Suite à l'accord UE-Turquie sur les migrants, le HCR interrompt certaines de ses activités en Grèce

22 mars 2016

Suite à la mise en œuvre de l'accord conclu la semaine dernière entre l'Union européenne (UE) et la Turquie pour mettre fin à l'afflux de migrants en Europe, le Haut-Commissariat de l'ONU pour les réfugiés (HCR) a annoncé mardi la suspension d'un certain nombre de ses activités dans les îles grecques.

« Dimanche dernier, les dispositions convenues entre l'UE et la Turquie pour endiguer l'arrivée massive des réfugiés et des migrants en Grèce et vers le reste de l'Europe sont entrées en vigueur », a noté la porte-parole du HCR, Melissa Fleming, lors d'une conférence de presse à Genève.
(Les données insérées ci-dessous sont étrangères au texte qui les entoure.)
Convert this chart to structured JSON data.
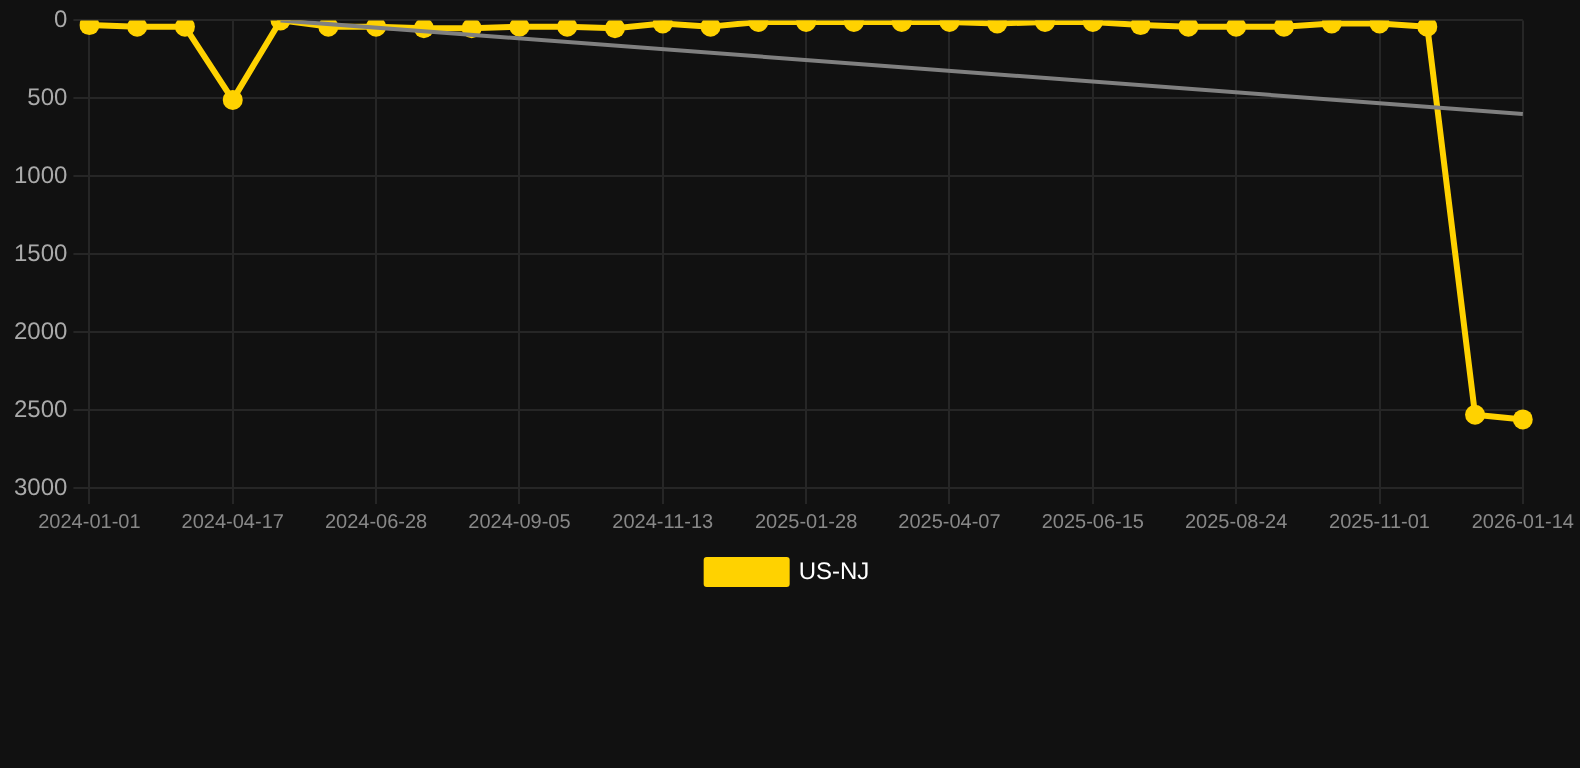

Dès samedi 19 mars, a-t-elle également observé, les autorités grecques ont accéléré le transfert vers le continent d'environ 8.000 réfugiés et migrants qui étaient arrivés dans ses îles avant le 20 mars, afin de les séparer des personnes arrivées après cette date, qui se verront quant à elle appliquer les dispositions du nouvel accord.

Selon la presse, en vertu du pacte conclu vendredi 18 mars entre l'UE et la Turquie, tous les nouveaux migrants arrivés illégalement de Turquie en Grèce à partir de dimanche 20 mars seront susceptibles d'être renvoyés en Turquie. Ils auront toutefois la possibilité d'effectuer une demande d'asile en Grèce.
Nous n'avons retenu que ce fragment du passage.